Assim, a palavra objeto é o termo mais geral de que dispõe a linguagem filosófica. Kant tinha razão ao afirmar que, se “o conceito mais elevado de que se costuma partir na filosofia transcendental é a divisão entre possível e impossível”, visto que toda divisão pressupõe um conceito a ser dividido, “deve-se aduzir um conceito ainda mais elevado, que é o conceito de objeto em geral, assumido de modo problemático, sem decidir se ele é algo ou nada” (Crít. R. Pura, Anal. dos Princ, Nota às anfibolias dos conceitos da reflexão). É óbvio que o conceito de objeto não coincide inteiramente com nenhuma de suas especificações possíveis. As coisas, os corpos físicos, as entidades lógicas e matemáticas, os valores, os estados psíquicos, etc, são todos objeto, especificados ou especificáveis por meio de modos de ser particulares ou procedimentos de verificação particulares; mas nenhuma dessas classes de objeto possui uma objetividade privilegiada e nenhuma se presta a exprimir, em seu âmbito, a característica do objeto em geral. [Abbagnano]


Etimologicamente, “objeto” (do latim: obiectum = atirado diante) significa o que é atirado diante, ou posto diante. O vocábulo alemão correspondente “Gegenstand” tem significação idêntica: “o que está (em pé) diante, em frente”. Assim sendo, “objeto” evoca essencialmente uma relação a alguém, em face de quem o objeto se encontra. A terminologia filosófica rigorosa atém-se a este sentido relativo da palavra, e, por conseguinte, emprega o termo “objeto”, não como muitas vezes acontece na vida corrente, como simples sinônimo de “coisa”. Objeto, em sentido lato (1) é tudo aquilo a que se dirige o ato consciente de um sujeito, ou tudo aquilo a que uma faculdade ou atitude psíquica duradoura ou hábito (habitus), ou também uma ciência, pode dirigir-se, ou seja, o fim do ato (da faculdade, etc.) enquanto tal; por conseguinte, o puro ente em si não é objeto, a não ser enquanto cognoscível, apetecível, etc., tornando se objeto, de um modo novo, ao ser conhecido, apetecido de fato. A filosofia escolástica distingue o objeto material, ou seja, o ente concreto total a que se dirige o sujeito, e o objeto formal, ou seja, a característica peculiar, o aspecto especial (“forma”) que neste todo se considera, ou sob a qual este todo é considerado.

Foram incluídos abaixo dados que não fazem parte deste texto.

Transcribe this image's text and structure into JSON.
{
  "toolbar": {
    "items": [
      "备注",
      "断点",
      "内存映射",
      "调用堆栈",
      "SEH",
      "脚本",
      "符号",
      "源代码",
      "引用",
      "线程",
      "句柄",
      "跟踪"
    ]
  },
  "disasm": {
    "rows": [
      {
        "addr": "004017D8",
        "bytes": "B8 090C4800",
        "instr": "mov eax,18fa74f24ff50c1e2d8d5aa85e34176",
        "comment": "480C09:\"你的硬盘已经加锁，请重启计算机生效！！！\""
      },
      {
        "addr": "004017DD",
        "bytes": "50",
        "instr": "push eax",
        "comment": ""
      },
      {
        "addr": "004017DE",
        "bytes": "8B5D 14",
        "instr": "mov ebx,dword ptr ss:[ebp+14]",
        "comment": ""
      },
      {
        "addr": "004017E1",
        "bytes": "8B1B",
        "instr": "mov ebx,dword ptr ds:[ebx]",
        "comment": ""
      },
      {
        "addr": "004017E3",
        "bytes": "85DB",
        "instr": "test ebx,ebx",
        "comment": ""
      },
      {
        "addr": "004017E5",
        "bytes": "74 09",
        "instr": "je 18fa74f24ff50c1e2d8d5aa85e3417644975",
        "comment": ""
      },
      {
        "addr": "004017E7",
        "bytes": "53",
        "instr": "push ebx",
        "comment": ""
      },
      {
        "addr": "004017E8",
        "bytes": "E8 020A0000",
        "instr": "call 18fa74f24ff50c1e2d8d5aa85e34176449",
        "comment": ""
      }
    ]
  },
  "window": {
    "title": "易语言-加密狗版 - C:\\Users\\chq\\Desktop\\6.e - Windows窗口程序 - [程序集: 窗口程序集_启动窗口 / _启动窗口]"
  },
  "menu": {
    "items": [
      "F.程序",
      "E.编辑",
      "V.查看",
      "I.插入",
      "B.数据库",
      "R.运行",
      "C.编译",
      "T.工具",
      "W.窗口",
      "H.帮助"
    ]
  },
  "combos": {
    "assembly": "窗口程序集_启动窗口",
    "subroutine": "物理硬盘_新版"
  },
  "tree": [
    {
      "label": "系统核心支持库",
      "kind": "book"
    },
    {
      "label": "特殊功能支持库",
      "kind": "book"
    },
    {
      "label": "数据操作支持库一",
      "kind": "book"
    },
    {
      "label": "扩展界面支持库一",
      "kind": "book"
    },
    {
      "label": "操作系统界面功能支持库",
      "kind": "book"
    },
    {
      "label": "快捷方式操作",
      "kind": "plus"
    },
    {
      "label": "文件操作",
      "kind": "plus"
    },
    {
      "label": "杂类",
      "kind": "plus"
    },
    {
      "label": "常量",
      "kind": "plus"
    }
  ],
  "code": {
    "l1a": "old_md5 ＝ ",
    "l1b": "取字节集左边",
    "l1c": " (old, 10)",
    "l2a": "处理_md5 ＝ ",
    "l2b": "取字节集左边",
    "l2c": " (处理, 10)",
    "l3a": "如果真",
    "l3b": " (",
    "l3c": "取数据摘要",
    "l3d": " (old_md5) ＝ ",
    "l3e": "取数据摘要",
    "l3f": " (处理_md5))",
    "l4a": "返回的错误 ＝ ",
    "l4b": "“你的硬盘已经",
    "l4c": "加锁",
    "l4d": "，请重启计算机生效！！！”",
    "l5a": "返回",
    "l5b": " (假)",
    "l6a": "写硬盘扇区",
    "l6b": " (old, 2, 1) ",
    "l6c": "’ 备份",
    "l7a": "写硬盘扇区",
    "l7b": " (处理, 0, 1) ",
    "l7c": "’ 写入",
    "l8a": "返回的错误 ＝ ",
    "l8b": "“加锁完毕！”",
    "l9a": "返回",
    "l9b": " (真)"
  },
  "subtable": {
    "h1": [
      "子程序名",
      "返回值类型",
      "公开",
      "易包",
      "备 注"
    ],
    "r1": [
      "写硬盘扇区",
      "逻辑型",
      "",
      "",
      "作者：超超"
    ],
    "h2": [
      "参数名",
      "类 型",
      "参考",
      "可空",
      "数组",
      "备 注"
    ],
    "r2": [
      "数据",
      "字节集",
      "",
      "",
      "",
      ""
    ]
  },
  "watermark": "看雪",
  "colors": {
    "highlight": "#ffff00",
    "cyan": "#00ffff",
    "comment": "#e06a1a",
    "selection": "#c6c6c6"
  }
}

Objeto formal de uma faculdade, de uma ciência, de uma virtude, é aquele aspecto comum a todos os seus objetos e apreendido, ao menos implicitamente, em cada uma das participações individuais de dito aspecto. — Em sentido restrito, objeto (2) significa, não toda e qualquer coisa conhecida ou querida, mas unicamente aquilo que “está diante” do sujeito com independência deste e ao qual este se deve amoldar. Neste sentido, por exemplo, o conhecimento e a vontade criadora de Deus não têm objeto; seu saber pode, antes, qualificar-se de saber no esboço ou na origem. — Sob outro aspecto, o conceito de “objeto” (3) restringe-se ao ente material diretamente visado na percepção, ao passo que se denomina não objetivo tudo o que possui condição de sujeito e de pessoa, ou seja, o próprio eu, experimentado unicamente na realização de seus atos, e a pessoa do próximo compreendida numa espécie de co-realização de seus atos intencionais. Com esta acepção poderia também relacionar-se a restrição do conceito de objeto (4), reduzindo-o a significar o objeto de um puro e desinteressado afã de conhecer.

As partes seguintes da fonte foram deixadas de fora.